Jill and I read Malcolm Guite's poem 'Westward' this morning in prayer, and were struck by the final words: "We watch the sunset, but we tread the dawn." Then, praying Psalm 90, my mind was drawn towards my approaching 70th birthday, and the clichéd words: "The days of our life are three score years and ten, or if our strength endures, even four score." I hope that it doesn't sound morbid to say that I often now think about my approaching death, which I want to grasp well. But it meant that 'watching the sunset' hinted to me - as I'm sure Malcolm intends - that watching for my own death, watching, if you like, for the fading of the light, is a good and blessed thing to do.
So of course is 'treading the dawn' or 'walking in the way of the resurrection'. Gerald Manley Hopkins puts it like this:
And though the last lights off the black West went
Oh, morning, at the brown brink eastward, springs.

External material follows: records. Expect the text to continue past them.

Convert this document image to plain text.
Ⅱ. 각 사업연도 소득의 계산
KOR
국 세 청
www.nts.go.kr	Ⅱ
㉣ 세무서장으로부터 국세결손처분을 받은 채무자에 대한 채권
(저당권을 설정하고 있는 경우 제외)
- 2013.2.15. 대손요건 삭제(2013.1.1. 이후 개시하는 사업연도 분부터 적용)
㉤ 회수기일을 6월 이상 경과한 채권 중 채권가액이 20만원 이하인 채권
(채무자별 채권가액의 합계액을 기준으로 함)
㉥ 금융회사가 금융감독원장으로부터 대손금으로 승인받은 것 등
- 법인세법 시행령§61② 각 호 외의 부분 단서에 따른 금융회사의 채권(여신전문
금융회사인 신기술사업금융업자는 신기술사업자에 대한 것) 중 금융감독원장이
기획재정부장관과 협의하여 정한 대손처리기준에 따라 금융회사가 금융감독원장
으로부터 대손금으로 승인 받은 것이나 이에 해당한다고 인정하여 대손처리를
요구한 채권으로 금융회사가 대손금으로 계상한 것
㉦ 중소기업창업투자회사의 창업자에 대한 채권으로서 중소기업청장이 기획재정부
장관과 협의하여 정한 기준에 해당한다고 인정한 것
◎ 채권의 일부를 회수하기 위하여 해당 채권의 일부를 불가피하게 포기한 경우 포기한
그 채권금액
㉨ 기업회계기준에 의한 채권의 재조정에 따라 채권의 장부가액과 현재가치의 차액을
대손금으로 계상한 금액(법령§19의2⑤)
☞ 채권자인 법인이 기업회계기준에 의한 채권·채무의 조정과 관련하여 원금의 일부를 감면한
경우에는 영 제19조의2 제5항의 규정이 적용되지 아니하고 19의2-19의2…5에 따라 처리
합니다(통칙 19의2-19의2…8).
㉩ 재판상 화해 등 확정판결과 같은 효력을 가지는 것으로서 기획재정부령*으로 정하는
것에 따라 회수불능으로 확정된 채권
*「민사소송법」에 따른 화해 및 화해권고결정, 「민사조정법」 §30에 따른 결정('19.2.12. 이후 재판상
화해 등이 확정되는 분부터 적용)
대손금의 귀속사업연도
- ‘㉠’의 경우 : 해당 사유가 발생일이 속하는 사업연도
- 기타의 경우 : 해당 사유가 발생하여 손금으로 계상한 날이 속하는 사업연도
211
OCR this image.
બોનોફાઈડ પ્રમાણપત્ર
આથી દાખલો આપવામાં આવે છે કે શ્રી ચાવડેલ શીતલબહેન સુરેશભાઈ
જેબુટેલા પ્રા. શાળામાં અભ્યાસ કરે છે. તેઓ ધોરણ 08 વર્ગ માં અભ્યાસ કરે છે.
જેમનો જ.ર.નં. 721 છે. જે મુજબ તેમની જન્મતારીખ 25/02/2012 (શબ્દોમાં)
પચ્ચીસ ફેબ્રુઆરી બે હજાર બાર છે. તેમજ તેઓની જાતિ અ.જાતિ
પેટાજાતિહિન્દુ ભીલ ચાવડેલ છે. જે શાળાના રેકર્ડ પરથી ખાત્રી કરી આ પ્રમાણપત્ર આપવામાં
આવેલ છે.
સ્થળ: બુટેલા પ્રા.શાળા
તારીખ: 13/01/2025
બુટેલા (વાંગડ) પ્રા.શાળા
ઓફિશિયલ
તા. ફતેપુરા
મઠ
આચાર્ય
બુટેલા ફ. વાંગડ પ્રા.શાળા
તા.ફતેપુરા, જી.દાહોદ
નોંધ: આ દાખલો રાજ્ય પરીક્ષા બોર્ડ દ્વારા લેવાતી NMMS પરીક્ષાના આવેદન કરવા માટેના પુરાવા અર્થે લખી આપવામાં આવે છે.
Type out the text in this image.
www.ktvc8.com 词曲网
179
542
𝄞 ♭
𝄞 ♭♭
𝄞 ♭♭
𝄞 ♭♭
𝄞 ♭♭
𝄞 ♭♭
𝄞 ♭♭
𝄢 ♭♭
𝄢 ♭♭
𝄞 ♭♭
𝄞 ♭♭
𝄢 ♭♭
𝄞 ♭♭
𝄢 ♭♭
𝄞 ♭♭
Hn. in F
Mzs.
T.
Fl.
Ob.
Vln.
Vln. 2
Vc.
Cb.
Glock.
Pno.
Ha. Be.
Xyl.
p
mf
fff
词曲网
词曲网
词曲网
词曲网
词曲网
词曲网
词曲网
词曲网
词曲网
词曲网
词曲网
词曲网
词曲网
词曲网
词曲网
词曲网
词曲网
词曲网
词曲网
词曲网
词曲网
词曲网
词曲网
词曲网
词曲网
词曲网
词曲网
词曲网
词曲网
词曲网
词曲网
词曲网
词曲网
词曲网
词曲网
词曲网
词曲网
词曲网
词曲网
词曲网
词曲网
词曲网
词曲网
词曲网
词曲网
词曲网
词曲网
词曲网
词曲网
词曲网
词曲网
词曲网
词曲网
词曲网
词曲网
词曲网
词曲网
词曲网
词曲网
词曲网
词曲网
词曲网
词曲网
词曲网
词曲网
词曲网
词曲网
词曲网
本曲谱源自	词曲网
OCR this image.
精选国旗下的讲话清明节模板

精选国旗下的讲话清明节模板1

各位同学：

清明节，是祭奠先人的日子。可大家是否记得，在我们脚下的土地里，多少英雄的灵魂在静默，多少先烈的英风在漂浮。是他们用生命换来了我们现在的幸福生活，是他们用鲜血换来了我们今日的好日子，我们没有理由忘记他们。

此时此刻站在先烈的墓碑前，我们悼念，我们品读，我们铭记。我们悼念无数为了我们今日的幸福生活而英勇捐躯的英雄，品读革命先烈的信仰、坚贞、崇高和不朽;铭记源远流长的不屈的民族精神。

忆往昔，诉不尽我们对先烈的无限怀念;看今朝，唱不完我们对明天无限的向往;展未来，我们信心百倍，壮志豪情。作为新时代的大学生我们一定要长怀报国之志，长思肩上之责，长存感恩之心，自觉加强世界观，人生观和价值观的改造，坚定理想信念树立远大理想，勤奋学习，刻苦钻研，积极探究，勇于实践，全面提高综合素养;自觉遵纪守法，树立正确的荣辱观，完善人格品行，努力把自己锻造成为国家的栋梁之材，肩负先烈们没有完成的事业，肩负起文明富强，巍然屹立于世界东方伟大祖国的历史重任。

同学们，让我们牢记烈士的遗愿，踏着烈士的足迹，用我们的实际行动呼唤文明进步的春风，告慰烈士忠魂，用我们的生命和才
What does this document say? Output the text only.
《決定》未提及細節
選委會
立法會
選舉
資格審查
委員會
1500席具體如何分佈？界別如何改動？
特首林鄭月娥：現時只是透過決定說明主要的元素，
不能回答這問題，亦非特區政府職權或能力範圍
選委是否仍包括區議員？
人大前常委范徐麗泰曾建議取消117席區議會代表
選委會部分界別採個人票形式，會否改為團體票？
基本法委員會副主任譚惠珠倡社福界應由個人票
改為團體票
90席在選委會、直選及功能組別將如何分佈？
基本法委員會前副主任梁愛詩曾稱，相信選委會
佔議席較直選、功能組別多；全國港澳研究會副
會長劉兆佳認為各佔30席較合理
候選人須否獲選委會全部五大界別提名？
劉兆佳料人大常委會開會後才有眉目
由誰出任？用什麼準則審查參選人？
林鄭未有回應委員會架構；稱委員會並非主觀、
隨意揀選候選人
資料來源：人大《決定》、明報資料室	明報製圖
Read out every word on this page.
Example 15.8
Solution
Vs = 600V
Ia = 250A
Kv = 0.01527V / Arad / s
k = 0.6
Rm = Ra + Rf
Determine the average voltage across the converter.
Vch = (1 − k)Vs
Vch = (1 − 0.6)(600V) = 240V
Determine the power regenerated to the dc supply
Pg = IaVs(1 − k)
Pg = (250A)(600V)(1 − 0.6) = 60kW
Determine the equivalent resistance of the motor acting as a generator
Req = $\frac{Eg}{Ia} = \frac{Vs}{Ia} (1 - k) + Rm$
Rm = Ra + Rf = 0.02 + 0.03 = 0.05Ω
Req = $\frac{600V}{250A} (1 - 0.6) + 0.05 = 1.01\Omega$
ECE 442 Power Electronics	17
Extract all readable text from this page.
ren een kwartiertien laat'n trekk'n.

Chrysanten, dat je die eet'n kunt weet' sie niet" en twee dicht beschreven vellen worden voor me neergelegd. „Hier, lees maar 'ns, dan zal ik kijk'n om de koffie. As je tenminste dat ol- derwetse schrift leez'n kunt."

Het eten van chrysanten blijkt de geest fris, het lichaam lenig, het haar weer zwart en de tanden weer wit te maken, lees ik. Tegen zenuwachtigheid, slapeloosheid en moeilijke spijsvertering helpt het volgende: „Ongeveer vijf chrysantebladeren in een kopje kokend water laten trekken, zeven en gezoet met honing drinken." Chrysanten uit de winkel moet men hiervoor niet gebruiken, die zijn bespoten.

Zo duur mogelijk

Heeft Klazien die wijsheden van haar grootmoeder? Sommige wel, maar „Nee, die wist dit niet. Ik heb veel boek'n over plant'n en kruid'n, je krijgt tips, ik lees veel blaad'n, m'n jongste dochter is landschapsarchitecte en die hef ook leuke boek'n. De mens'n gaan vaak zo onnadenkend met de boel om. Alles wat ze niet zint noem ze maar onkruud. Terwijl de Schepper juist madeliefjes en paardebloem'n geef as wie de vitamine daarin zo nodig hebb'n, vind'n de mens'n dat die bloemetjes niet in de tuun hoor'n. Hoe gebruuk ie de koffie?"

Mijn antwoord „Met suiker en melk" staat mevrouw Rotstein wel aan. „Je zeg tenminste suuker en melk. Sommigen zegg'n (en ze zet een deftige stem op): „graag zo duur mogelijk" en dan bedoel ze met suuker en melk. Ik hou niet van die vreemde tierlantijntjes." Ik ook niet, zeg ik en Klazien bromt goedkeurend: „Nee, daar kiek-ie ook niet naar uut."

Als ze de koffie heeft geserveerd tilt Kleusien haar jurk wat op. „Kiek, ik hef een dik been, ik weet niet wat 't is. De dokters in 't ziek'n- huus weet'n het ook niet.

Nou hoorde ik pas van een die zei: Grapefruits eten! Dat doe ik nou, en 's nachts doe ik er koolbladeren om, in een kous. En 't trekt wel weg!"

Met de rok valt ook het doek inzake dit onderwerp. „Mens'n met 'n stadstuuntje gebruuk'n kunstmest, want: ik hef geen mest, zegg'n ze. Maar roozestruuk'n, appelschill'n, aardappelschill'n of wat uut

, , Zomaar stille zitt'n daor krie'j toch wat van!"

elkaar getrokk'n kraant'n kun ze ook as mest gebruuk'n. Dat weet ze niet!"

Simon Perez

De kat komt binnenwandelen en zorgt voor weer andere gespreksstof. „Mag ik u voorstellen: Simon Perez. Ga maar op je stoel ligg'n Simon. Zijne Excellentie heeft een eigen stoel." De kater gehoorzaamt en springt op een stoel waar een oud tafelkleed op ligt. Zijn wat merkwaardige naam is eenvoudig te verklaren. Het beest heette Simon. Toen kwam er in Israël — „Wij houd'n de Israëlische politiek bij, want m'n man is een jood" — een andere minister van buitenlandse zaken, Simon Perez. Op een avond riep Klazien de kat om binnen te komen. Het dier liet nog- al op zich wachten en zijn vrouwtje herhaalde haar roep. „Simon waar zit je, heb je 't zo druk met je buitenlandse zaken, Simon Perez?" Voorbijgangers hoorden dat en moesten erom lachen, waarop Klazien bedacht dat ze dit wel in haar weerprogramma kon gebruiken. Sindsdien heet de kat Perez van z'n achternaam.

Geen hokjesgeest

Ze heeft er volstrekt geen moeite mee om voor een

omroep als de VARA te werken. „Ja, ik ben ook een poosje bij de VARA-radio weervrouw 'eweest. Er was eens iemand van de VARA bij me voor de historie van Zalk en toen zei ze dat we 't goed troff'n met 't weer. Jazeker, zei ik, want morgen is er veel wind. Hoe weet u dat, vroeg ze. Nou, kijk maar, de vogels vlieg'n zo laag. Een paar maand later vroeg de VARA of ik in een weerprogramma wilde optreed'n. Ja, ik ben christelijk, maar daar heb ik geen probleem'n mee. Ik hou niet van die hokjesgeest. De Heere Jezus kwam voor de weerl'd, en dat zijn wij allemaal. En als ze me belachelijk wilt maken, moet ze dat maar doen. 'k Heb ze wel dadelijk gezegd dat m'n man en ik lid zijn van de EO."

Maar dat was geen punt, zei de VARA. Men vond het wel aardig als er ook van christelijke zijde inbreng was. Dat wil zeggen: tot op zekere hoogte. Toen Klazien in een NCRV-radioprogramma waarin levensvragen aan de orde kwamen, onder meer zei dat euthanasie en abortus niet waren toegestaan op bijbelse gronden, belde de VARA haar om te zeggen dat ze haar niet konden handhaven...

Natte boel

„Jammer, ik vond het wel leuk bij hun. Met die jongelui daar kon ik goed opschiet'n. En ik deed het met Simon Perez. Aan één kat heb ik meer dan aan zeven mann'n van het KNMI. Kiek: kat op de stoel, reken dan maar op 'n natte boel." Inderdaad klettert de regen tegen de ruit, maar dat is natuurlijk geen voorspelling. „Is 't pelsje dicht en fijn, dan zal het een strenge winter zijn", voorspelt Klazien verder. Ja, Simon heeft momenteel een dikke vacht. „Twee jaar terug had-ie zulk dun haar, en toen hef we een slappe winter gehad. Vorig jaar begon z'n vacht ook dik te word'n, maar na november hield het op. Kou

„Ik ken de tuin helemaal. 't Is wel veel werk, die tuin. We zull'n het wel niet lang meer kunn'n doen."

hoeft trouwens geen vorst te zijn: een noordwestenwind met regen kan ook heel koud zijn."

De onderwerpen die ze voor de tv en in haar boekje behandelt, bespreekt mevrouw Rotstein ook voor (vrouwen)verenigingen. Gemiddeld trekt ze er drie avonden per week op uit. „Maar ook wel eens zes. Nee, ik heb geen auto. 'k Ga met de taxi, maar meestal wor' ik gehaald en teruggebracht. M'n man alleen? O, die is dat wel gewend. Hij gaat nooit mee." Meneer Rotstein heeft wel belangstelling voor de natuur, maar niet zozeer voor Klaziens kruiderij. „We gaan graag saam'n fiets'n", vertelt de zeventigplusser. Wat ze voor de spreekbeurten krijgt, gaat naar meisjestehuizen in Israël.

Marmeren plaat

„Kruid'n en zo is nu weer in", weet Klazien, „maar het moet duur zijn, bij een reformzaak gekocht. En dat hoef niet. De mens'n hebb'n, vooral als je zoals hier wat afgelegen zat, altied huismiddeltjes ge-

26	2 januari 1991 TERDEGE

I think that Malcolm Guite must have had this in his mind when he wrote his sonnet. But whether he knew it or not, here I now am, rooted in the present, reaching towards the future with curiosity and with some trepidation, delighting in the mixture of darkness and light that makes up our experience of faith. The accompanying photograph was taken from our balcony in South Africa, probably at the end of a thunderstorm, but it too has that blend of light and darkness, of smudge and freshness, which makes up the rough stuff of life tinged with the glory and compassion of God.